Ai, eu vou perder meu horário de almoço, mas ele quer me ajudar, então deixa ele te ajudar. Ai, amiga, também seja assim. Você não precisa ser correta no mercado de trabalho, não. Você tá vendendo sua vida ali, sabe? Faça o mínimo. Faça bem feito, faça bem feito. Porque também se a gente faz mal feito, sobra pros outros consertar nossas merdas, né? Faça bem feito, mas faça o mínimo. Faça o que você tem que fazer. E se os outros quiserem te ajudar, deixa ajudar. Ai, com intenção, sem intenção, não importa.
E também acho que você é muito nova. Comece a se blindar com provas do que essa menina tá fazendo, tá? Não tenha medo de ir pro RH falar o que tá acontecendo. Cavar em alguma coisa. Vai pro RH e fala assim, ó, acho que ela tá tentando me sabotar. Por que eu sou o sapatão? E ela descobriu isso provavelmente.
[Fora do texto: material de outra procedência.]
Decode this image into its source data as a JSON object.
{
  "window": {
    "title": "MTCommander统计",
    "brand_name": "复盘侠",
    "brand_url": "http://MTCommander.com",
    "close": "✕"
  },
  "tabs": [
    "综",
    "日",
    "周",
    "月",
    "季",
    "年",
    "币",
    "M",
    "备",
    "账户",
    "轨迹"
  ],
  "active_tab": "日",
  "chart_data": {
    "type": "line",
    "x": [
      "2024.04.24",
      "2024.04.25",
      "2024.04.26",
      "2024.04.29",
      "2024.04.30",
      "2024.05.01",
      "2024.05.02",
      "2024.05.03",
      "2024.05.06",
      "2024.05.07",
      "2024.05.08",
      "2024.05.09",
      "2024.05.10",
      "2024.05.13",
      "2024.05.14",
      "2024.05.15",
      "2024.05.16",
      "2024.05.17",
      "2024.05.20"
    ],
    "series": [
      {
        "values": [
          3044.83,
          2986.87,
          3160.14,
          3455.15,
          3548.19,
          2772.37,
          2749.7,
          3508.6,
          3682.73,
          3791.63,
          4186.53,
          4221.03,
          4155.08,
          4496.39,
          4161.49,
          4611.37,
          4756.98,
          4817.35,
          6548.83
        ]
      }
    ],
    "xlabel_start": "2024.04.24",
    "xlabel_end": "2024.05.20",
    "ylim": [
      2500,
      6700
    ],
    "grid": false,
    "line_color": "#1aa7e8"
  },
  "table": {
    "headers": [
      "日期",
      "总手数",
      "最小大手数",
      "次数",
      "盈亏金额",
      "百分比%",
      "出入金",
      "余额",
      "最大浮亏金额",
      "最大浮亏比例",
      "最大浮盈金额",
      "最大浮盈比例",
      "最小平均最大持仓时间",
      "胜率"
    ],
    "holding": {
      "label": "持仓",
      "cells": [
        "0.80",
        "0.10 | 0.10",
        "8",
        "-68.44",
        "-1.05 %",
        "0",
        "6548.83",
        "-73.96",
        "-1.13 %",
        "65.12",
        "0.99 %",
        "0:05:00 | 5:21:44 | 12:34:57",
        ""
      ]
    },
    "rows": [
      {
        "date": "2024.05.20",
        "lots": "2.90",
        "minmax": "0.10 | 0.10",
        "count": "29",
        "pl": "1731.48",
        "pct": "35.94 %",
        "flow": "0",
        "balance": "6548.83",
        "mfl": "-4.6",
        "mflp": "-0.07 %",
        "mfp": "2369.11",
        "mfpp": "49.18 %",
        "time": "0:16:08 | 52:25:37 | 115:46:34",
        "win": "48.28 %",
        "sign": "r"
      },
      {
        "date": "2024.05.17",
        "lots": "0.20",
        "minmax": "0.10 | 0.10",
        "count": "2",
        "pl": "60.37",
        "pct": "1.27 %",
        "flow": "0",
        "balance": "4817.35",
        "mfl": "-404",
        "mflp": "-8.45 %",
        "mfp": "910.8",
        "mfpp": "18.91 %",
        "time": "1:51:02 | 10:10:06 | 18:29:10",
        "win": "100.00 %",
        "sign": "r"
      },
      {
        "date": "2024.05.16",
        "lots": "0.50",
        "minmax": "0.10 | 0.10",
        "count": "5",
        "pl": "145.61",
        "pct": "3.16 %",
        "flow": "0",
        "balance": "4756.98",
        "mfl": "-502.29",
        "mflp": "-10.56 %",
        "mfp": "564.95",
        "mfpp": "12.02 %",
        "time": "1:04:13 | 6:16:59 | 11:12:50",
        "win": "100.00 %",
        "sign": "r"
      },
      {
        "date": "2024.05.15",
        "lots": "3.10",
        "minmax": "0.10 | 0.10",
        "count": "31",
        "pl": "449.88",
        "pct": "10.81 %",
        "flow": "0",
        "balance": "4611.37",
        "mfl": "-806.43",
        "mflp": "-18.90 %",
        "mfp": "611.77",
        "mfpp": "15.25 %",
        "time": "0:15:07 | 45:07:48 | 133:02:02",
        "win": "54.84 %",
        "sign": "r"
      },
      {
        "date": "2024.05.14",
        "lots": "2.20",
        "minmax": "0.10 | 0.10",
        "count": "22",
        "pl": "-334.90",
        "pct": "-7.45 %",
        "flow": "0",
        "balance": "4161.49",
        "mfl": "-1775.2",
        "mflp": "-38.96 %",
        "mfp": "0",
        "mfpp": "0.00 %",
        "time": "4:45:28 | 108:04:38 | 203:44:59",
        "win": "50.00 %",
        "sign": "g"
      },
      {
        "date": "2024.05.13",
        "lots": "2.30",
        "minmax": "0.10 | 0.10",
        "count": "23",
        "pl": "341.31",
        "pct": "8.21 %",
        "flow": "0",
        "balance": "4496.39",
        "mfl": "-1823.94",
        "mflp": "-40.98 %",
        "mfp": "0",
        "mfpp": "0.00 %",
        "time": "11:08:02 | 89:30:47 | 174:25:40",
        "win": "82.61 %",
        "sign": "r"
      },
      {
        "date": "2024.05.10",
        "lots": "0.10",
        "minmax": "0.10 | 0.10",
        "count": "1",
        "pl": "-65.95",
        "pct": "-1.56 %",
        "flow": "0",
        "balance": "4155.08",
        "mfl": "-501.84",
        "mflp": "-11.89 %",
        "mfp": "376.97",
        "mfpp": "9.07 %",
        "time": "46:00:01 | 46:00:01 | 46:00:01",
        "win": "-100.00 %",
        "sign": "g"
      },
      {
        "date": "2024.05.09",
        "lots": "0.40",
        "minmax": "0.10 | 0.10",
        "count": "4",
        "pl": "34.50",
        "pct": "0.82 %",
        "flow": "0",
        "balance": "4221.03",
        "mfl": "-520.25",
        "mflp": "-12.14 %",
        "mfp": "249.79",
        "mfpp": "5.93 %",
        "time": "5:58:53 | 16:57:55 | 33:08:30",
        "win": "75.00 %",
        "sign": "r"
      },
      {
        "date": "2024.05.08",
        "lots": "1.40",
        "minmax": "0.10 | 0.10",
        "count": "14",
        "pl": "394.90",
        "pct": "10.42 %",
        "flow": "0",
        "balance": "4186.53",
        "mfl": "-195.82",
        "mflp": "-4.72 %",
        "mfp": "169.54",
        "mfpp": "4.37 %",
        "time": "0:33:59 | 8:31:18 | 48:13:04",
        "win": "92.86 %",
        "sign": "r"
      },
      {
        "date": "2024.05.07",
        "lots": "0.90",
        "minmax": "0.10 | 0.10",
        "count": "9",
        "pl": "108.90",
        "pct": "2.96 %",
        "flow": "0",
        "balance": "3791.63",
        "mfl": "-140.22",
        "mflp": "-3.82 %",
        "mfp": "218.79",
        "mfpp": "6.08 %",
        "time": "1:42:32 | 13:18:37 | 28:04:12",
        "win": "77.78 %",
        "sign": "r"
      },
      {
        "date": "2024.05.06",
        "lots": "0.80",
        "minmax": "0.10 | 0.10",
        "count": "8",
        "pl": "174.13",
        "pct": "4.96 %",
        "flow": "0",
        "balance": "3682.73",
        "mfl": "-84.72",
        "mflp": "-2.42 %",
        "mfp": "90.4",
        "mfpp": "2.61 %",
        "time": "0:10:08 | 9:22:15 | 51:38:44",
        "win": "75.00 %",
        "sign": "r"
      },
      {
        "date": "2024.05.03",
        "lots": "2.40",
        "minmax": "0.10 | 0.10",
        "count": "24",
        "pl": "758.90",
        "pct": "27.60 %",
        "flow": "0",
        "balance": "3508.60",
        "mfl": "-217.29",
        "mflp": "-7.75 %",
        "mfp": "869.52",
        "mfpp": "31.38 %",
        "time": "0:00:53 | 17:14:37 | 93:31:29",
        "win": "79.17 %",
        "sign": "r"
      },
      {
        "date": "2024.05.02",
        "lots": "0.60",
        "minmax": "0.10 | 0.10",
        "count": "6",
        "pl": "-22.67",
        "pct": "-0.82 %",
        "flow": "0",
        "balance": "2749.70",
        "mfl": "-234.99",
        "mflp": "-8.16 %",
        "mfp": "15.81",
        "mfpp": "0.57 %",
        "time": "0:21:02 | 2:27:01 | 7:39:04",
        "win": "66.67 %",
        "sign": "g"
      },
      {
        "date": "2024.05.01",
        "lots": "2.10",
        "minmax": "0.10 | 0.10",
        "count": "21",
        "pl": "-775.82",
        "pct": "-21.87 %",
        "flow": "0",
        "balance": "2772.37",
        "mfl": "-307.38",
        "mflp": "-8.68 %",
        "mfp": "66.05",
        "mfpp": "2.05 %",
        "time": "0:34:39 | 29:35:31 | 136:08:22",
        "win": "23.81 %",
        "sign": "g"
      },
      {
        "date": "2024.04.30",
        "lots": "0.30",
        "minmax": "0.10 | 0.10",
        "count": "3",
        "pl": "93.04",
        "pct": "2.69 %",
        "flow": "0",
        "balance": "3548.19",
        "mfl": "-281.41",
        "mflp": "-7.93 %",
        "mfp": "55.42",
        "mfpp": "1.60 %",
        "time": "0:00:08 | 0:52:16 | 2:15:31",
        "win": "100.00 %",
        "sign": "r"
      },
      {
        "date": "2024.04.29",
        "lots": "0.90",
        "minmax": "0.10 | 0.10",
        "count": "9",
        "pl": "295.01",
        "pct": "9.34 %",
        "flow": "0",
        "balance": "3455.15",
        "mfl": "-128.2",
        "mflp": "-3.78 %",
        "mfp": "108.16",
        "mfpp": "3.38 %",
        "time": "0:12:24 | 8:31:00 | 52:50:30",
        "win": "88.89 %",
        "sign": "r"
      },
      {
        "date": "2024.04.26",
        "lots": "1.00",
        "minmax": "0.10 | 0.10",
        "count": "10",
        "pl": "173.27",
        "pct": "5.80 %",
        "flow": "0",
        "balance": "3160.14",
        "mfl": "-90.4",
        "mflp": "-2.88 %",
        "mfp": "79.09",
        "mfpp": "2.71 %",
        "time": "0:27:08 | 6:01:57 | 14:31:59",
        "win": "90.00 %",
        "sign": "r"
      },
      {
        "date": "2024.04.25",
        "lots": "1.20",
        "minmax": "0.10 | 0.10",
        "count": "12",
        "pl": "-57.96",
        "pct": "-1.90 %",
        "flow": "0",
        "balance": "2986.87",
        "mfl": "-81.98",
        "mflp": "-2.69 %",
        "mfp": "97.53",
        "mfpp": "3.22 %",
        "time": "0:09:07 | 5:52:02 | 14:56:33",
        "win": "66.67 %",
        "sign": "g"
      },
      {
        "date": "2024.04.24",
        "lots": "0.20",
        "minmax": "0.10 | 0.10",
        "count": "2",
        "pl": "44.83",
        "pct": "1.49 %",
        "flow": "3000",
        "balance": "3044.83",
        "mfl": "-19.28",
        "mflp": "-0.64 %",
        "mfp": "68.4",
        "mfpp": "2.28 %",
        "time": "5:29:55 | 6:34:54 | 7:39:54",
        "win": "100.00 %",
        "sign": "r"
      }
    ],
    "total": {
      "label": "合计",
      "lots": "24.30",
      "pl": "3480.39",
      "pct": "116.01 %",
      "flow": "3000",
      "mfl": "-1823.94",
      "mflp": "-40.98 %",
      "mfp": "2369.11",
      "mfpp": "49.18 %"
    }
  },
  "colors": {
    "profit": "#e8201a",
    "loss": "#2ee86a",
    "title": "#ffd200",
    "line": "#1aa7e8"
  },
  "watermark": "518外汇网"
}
Porque você já joga ali uma homofobia. Será que ela não tem raiva de você justamente por você ser sapatão de esfém? Pode ser também, gente. Vai aí tentando se munir de todas as coisas pra você usar contra ela quando você precisar. Porque essa hora vai chegar, tá bom? Espero ter ajudado ou pelo menos ter te distraído um pouco. Meu nome é Lorelay Fox. E é nessa que eu vou usar meu garnier, gente. Vou lá lavar meu cabelo. Beijo!